Reading in Praat TextGrids with non-ASCII characters

voicesauce / opensauce-python

Voice analysis software (Python port of VoiceSauce)

Apache License 2.0

53 stars 16 forks source link

Reading in Praat TextGrids with non-ASCII characters #8

Closed krismyu closed 7 years ago

krismyu commented 8 years ago

Something that a colleague mentioned to me that we should keep an eye out for in working on the function to read in Praat TextGrids, is that they were having trouble with non-ASCII characters in the TextGrids: apparently, if they had non-ASCII characters anywhere in the TextGrid (even if in a part of the TextGrid not being analyzed, i.e. in another tier), there were problems.

bitdancer commented 8 years ago

Since it doesn't look like the Python version does anything with praat files yet, which program was this a problem for? According to this page:

http://www.fon.hum.uva.nl/praat/manual/Unicode.html

praat will produce utf-16 by default for non-ascii text, but can be set to produce utf8. (utf8 would, IMO, be a much better default choice, but that is neither here nor there). Python can handle either, and can detect a properly formatted utf-16 file automatically. There will certainly need to be some code (and tests :) for this use case.

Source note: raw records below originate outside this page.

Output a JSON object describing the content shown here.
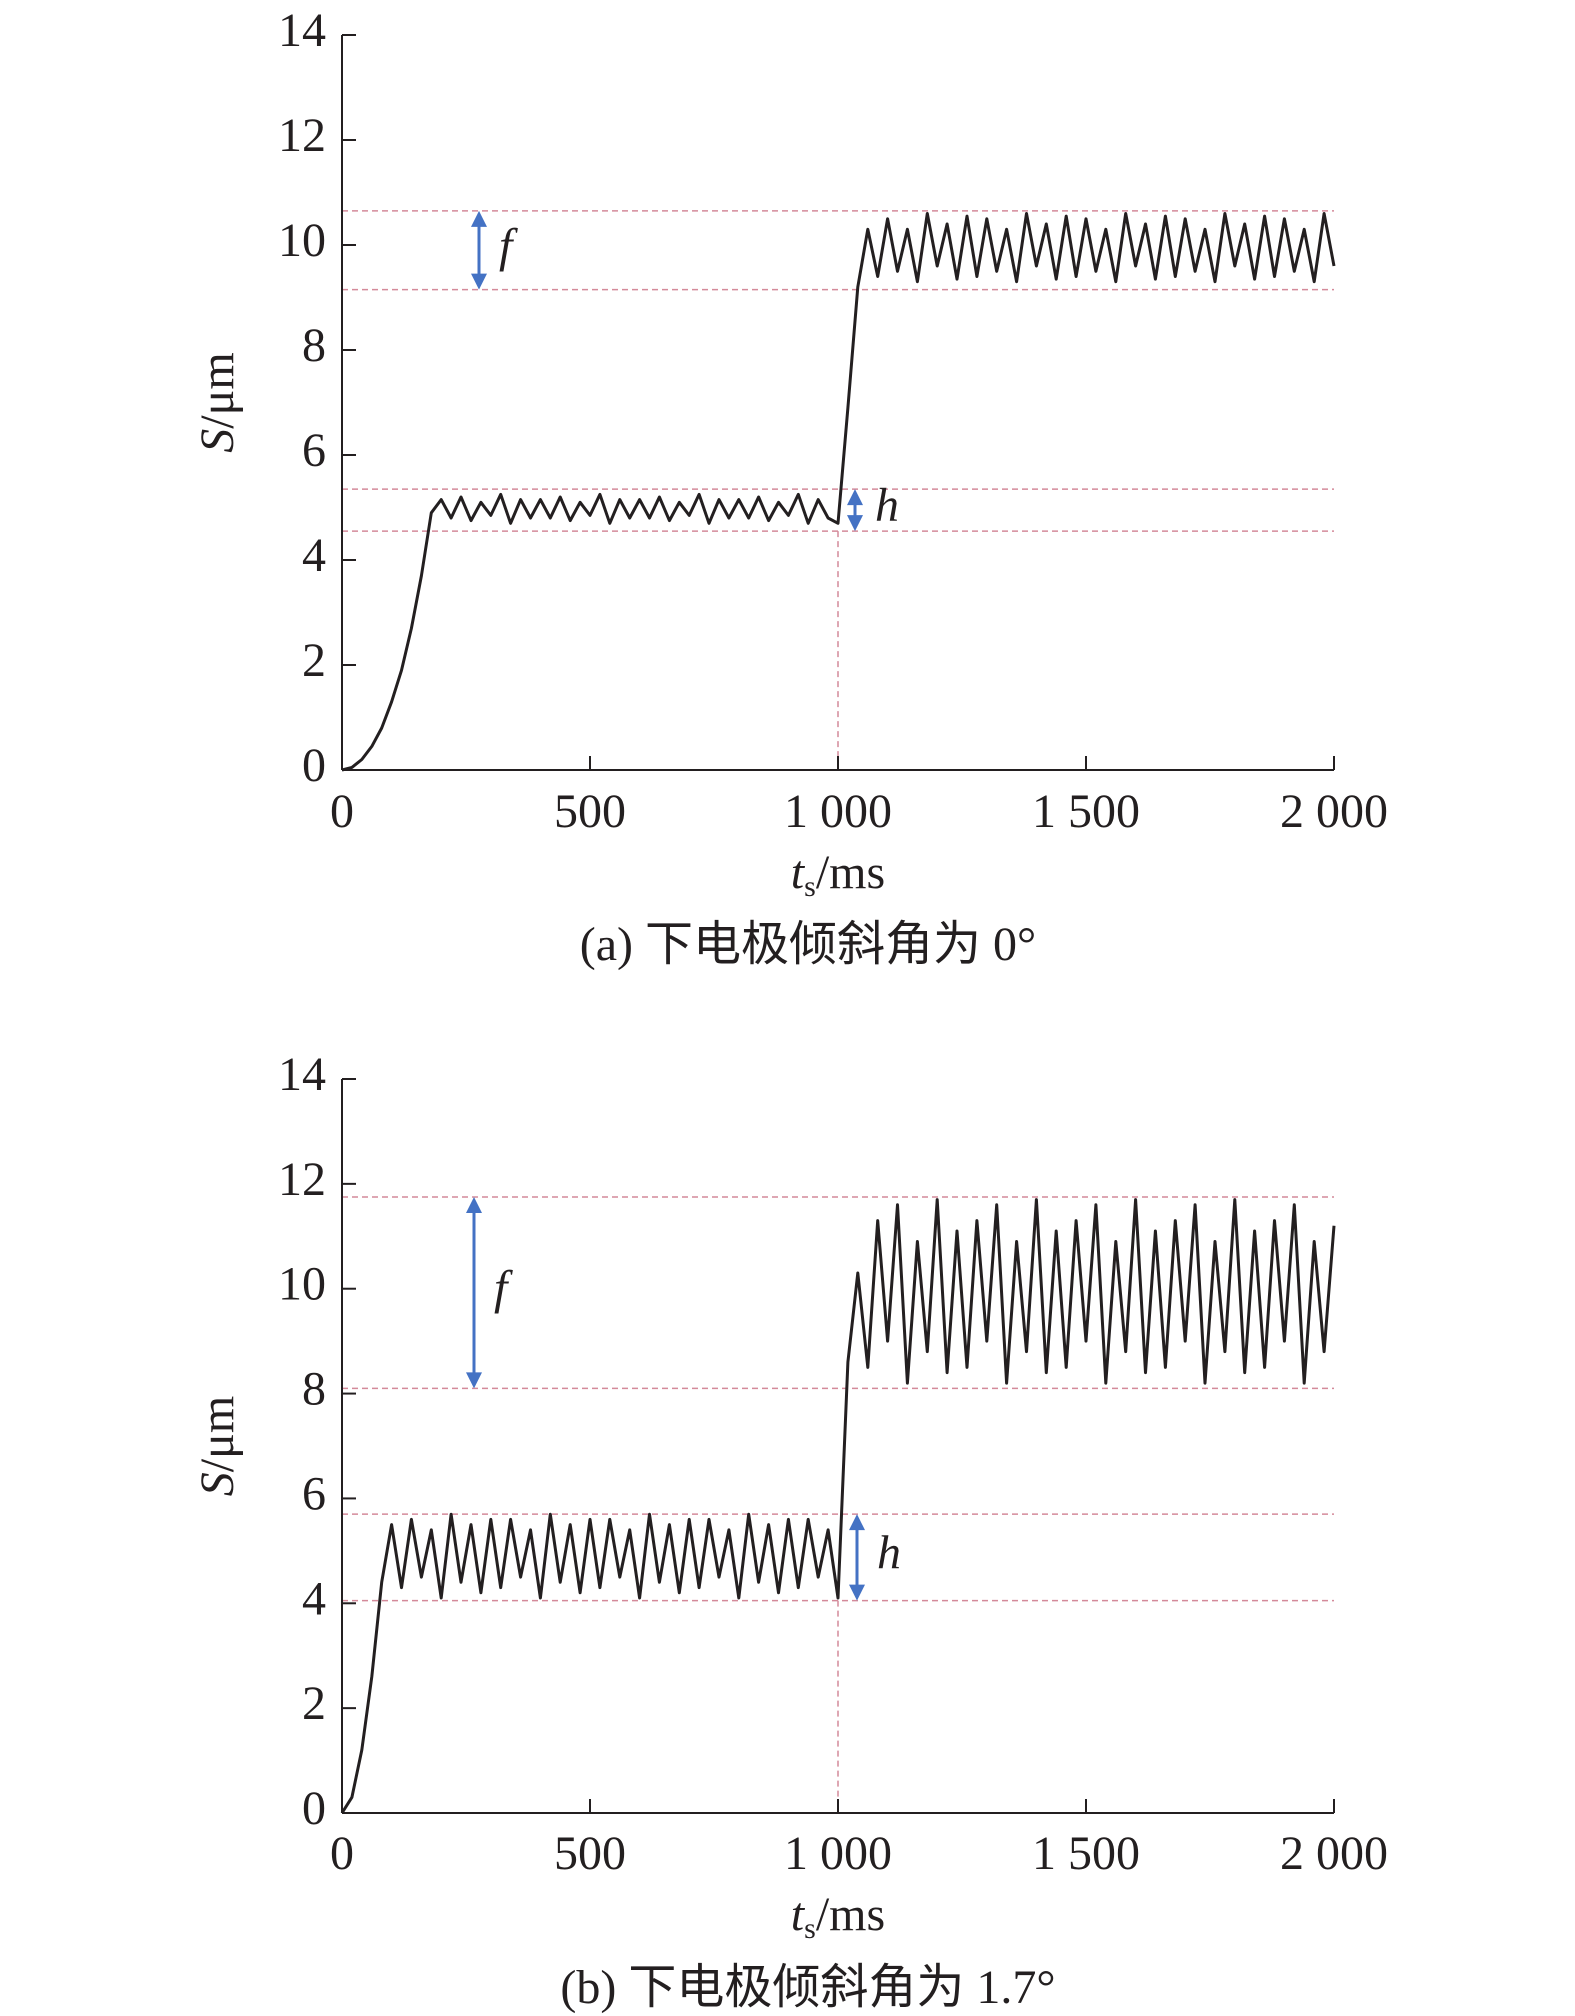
{
  "chart_data": [
    {
      "type": "line",
      "caption": "(a) 下电极倾斜角为 0°",
      "xlabel": {
        "var": "t",
        "sub": "s",
        "unit": "/ms"
      },
      "ylabel": {
        "var": "S",
        "unit": "/μm"
      },
      "xlim": [
        0,
        2000
      ],
      "ylim": [
        0,
        14
      ],
      "xticks": [
        0,
        500,
        {
          "value": 1000,
          "label": "1 000"
        },
        {
          "value": 1500,
          "label": "1 500"
        },
        {
          "value": 2000,
          "label": "2 000"
        }
      ],
      "yticks": [
        0,
        2,
        4,
        6,
        8,
        10,
        12,
        14
      ],
      "hlines": [
        10.65,
        9.15,
        5.35,
        4.55
      ],
      "vline": 1000,
      "annotations": [
        "f",
        "h"
      ],
      "series": [
        {
          "color": "#231f20",
          "x": [
            0,
            20,
            40,
            60,
            80,
            100,
            120,
            140,
            160,
            180,
            200,
            220,
            240,
            260,
            280,
            300,
            320,
            340,
            360,
            380,
            400,
            420,
            440,
            460,
            480,
            500,
            520,
            540,
            560,
            580,
            600,
            620,
            640,
            660,
            680,
            700,
            720,
            740,
            760,
            780,
            800,
            820,
            840,
            860,
            880,
            900,
            920,
            940,
            960,
            980,
            1000,
            1020,
            1040,
            1060,
            1080,
            1100,
            1120,
            1140,
            1160,
            1180,
            1200,
            1220,
            1240,
            1260,
            1280,
            1300,
            1320,
            1340,
            1360,
            1380,
            1400,
            1420,
            1440,
            1460,
            1480,
            1500,
            1520,
            1540,
            1560,
            1580,
            1600,
            1620,
            1640,
            1660,
            1680,
            1700,
            1720,
            1740,
            1760,
            1780,
            1800,
            1820,
            1840,
            1860,
            1880,
            1900,
            1920,
            1940,
            1960,
            1980,
            2000
          ],
          "values": [
            0,
            0.05,
            0.2,
            0.45,
            0.8,
            1.3,
            1.9,
            2.7,
            3.7,
            4.9,
            5.15,
            4.8,
            5.2,
            4.75,
            5.1,
            4.85,
            5.25,
            4.7,
            5.15,
            4.8,
            5.15,
            4.8,
            5.2,
            4.75,
            5.1,
            4.85,
            5.25,
            4.7,
            5.15,
            4.8,
            5.15,
            4.8,
            5.2,
            4.75,
            5.1,
            4.85,
            5.25,
            4.7,
            5.15,
            4.8,
            5.15,
            4.8,
            5.2,
            4.75,
            5.1,
            4.85,
            5.25,
            4.7,
            5.15,
            4.8,
            4.7,
            6.9,
            9.2,
            10.3,
            9.4,
            10.5,
            9.5,
            10.3,
            9.3,
            10.6,
            9.6,
            10.4,
            9.35,
            10.55,
            9.4,
            10.5,
            9.5,
            10.3,
            9.3,
            10.6,
            9.6,
            10.4,
            9.35,
            10.55,
            9.4,
            10.5,
            9.5,
            10.3,
            9.3,
            10.6,
            9.6,
            10.4,
            9.35,
            10.55,
            9.4,
            10.5,
            9.5,
            10.3,
            9.3,
            10.6,
            9.6,
            10.4,
            9.35,
            10.55,
            9.4,
            10.5,
            9.5,
            10.3,
            9.3,
            10.6,
            9.6
          ]
        }
      ]
    },
    {
      "type": "line",
      "caption": "(b) 下电极倾斜角为 1.7°",
      "xlabel": {
        "var": "t",
        "sub": "s",
        "unit": "/ms"
      },
      "ylabel": {
        "var": "S",
        "unit": "/μm"
      },
      "xlim": [
        0,
        2000
      ],
      "ylim": [
        0,
        14
      ],
      "xticks": [
        0,
        500,
        {
          "value": 1000,
          "label": "1 000"
        },
        {
          "value": 1500,
          "label": "1 500"
        },
        {
          "value": 2000,
          "label": "2 000"
        }
      ],
      "yticks": [
        0,
        2,
        4,
        6,
        8,
        10,
        12,
        14
      ],
      "hlines": [
        11.75,
        8.1,
        5.7,
        4.05
      ],
      "vline": 1000,
      "annotations": [
        "f",
        "h"
      ],
      "series": [
        {
          "color": "#231f20",
          "x": [
            0,
            20,
            40,
            60,
            80,
            100,
            120,
            140,
            160,
            180,
            200,
            220,
            240,
            260,
            280,
            300,
            320,
            340,
            360,
            380,
            400,
            420,
            440,
            460,
            480,
            500,
            520,
            540,
            560,
            580,
            600,
            620,
            640,
            660,
            680,
            700,
            720,
            740,
            760,
            780,
            800,
            820,
            840,
            860,
            880,
            900,
            920,
            940,
            960,
            980,
            1000,
            1020,
            1040,
            1060,
            1080,
            1100,
            1120,
            1140,
            1160,
            1180,
            1200,
            1220,
            1240,
            1260,
            1280,
            1300,
            1320,
            1340,
            1360,
            1380,
            1400,
            1420,
            1440,
            1460,
            1480,
            1500,
            1520,
            1540,
            1560,
            1580,
            1600,
            1620,
            1640,
            1660,
            1680,
            1700,
            1720,
            1740,
            1760,
            1780,
            1800,
            1820,
            1840,
            1860,
            1880,
            1900,
            1920,
            1940,
            1960,
            1980,
            2000
          ],
          "values": [
            0,
            0.3,
            1.2,
            2.6,
            4.4,
            5.5,
            4.3,
            5.6,
            4.5,
            5.4,
            4.1,
            5.7,
            4.4,
            5.5,
            4.2,
            5.6,
            4.3,
            5.6,
            4.5,
            5.4,
            4.1,
            5.7,
            4.4,
            5.5,
            4.2,
            5.6,
            4.3,
            5.6,
            4.5,
            5.4,
            4.1,
            5.7,
            4.4,
            5.5,
            4.2,
            5.6,
            4.3,
            5.6,
            4.5,
            5.4,
            4.1,
            5.7,
            4.4,
            5.5,
            4.2,
            5.6,
            4.3,
            5.6,
            4.5,
            5.4,
            4.1,
            8.6,
            10.3,
            8.5,
            11.3,
            9.0,
            11.6,
            8.2,
            10.9,
            8.8,
            11.7,
            8.4,
            11.1,
            8.5,
            11.3,
            9.0,
            11.6,
            8.2,
            10.9,
            8.8,
            11.7,
            8.4,
            11.1,
            8.5,
            11.3,
            9.0,
            11.6,
            8.2,
            10.9,
            8.8,
            11.7,
            8.4,
            11.1,
            8.5,
            11.3,
            9.0,
            11.6,
            8.2,
            10.9,
            8.8,
            11.7,
            8.4,
            11.1,
            8.5,
            11.3,
            9.0,
            11.6,
            8.2,
            10.9,
            8.8,
            11.2
          ]
        }
      ]
    }
  ]
}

krismyu commented 8 years ago

Yes, I can provide some files for test cases for this when the time comes. It looks like a parser for TextGrids in python was in progress, here, based on the octave/matlab code here.

bitdancer commented 8 years ago

I found a TextGrid parser in the nltk project, which I've pulled in as part of pull request #9 (I didn't end up using it yet, though). So if you post your test file, I'll check it, and work with upstream to fix it if the test fails. We'll also want to use it in a unit test to make sure we can copy the non-ascii labels to the output file correctly.

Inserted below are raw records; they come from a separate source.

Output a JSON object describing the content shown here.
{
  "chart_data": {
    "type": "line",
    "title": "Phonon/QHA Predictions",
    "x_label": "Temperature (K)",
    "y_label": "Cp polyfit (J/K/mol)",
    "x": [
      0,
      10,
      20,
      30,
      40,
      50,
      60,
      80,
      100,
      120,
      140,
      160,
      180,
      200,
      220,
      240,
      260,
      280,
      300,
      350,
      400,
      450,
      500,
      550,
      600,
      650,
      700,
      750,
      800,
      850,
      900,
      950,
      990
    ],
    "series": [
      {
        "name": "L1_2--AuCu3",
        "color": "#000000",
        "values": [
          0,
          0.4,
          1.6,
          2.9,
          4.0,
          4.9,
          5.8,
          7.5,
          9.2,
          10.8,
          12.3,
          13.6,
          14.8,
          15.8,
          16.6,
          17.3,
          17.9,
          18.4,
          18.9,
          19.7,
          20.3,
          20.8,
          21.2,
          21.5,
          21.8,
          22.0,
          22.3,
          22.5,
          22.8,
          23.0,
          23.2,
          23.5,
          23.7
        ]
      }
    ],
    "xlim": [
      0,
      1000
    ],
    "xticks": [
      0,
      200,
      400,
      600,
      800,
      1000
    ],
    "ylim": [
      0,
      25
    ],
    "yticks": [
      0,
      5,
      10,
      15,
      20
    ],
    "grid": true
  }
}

scjs commented 7 years ago

I have a TextGrid parser package here that works with UTF-8 and UTF-16, if it would be useful for this project. There are tests included for UTF-8 with and without BOM, and UTF-16.

terriyu commented 7 years ago

@scjs Thanks! We'll take a look at this when we have a chance.

terriyu commented 7 years ago

The NLTK TextGrid parser we were using did not support UTF and non-ASCII characters. We ended up using a parser by @kylebgorman et al. since it has a MIT license that is compatible with our current license. The fix is in https://github.com/voicesauce/opensauce-python/commit/ebf5ea8fed7b4778beee629b496f9aeba06ed8db and https://github.com/voicesauce/opensauce-python/commit/f96d41d7a469a5bc0947e054daca20ba414c2c97.